170 interacional, sendo adequado a variáveis situacionais como, por exemplo, tipos de objetivos e clientes em jogo. O pré-planejamento da fala de prestador de serviço é importante, no entanto não deve desconsiderar a natureza dialógica do discurso, as especificidades contextuais e a coerência do texto conversacional. Deve-se considerar que o formato final de cada atendimento só se completa no contato real com o cliente. Com essa visão de script de atendimento flexível e adequado à realidade da interação, é possível promoverem-se melhorias na qualidade do relacionamento entre empresa/atendente e cliente.

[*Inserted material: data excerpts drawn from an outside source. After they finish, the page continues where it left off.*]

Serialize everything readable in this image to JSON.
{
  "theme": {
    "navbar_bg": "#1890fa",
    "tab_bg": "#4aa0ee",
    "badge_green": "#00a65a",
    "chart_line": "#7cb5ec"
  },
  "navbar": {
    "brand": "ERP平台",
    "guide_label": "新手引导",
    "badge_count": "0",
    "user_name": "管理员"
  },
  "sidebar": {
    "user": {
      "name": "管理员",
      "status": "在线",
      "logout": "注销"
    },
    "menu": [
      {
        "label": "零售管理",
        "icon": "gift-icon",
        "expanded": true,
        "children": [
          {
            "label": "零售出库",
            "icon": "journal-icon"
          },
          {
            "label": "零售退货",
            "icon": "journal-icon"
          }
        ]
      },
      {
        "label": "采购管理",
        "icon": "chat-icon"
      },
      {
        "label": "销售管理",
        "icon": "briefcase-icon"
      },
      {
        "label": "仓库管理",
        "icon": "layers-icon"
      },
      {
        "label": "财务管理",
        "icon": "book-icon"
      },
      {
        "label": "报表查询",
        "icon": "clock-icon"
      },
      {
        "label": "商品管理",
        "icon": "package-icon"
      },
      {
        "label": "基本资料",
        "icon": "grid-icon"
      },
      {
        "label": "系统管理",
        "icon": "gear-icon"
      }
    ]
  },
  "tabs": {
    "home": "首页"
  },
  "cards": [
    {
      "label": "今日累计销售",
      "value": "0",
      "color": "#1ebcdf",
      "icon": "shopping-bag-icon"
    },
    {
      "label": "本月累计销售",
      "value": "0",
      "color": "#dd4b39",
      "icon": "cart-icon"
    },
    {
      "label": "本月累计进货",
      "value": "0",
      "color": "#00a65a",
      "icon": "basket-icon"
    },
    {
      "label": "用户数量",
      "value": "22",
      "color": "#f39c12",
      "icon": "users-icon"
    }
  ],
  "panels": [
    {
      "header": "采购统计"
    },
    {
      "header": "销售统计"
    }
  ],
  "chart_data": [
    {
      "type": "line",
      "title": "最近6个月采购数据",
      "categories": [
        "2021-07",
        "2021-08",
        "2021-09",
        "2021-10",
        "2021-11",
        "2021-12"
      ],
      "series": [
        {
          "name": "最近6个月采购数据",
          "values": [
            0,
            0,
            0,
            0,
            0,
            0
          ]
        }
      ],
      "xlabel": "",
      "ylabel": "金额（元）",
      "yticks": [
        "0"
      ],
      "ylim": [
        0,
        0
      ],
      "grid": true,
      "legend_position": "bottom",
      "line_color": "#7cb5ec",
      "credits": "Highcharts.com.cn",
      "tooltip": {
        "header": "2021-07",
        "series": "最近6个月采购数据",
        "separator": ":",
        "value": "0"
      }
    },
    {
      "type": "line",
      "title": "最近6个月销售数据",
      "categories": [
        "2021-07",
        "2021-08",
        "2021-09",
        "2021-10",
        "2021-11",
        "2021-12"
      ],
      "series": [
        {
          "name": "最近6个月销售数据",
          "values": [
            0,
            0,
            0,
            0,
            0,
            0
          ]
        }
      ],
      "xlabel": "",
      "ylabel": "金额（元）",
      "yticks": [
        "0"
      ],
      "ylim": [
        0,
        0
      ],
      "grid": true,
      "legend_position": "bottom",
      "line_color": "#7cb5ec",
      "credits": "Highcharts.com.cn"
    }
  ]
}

Adaptar a linguagem ao contexto, com a tentativa de se prestar um atendimento mais personalizado que atenda aos diferentes desejos interacionais do cliente, caracteriza-se como uma vantagem competitiva. Como vimos, a imposição de um script rígido de atendimento com uma postura impessoal pode ser o oposto do que os clientes desejam, sobretudo os clientes AGE. Para o atendimento a clientes na CAT em estudo, é importante dispor-se de scripts variados e flexíveis. É necessário que o atendente tenha habilidade interacional no sentido de compreender melhor o ponto de vista do cliente e prestar-lhe um atendimento claro, objetivo, cortês e, sobretudo, adequado às suas necessidades. Habilidade de interação é, assim, uma característica que deve ser valorizada pela empresa, pois o sucesso na prestação de serviço nessa CAT relaciona-se à capacidade de se compreender essa realidade variável e complexa. Com a análise dessa realidade interacional, presente nos atendimentos a cliente via Call Center, pretendemos, portanto, contribuir para a reflexão sobre a tarefa de elaboração e prescrição de script de atendimento em uma Central de atendimento a clientes por telefone. Através dessa investigação sobre a organização social da conversa nesses eventos interacionais, apresentamos contribuições (i) para os estudos interessados na relação entre a forma como o trabalho está, de fato, organizado e a forma como esse trabalho é planejado pelos órgãos de concepção e (ii) para os estudos voltados ao desenvolvimento da eficácia e da qualidade nos serviços de atendimento a clientes. Conhecer a realidade das interações é importante não só para a formação dos profissionais envolvidos diretamente no atendimento a clientes, mas também

171 para aqueles envolvidos indiretamente, que se ocupam com a elaboração dos instrumentos de garantia da qualidade do trabalho de atendimento. Verificamos que o estudo de encontros de serviços, fundamentado em abordagens teóricas acerca da linguagem em interação no caso a Sociolingüística Interacional e Análise da Conversa - pode oferecer descobertas de valor e sugerir apropriados métodos de análise para se entenderem os serviços, organizá-los e aperfeiçoá-los em diferentes situações. Esse tipo de estudo pode ajudar a prever e explicar por que consumidores acham um encontro de serviço mais satisfatório do que outros.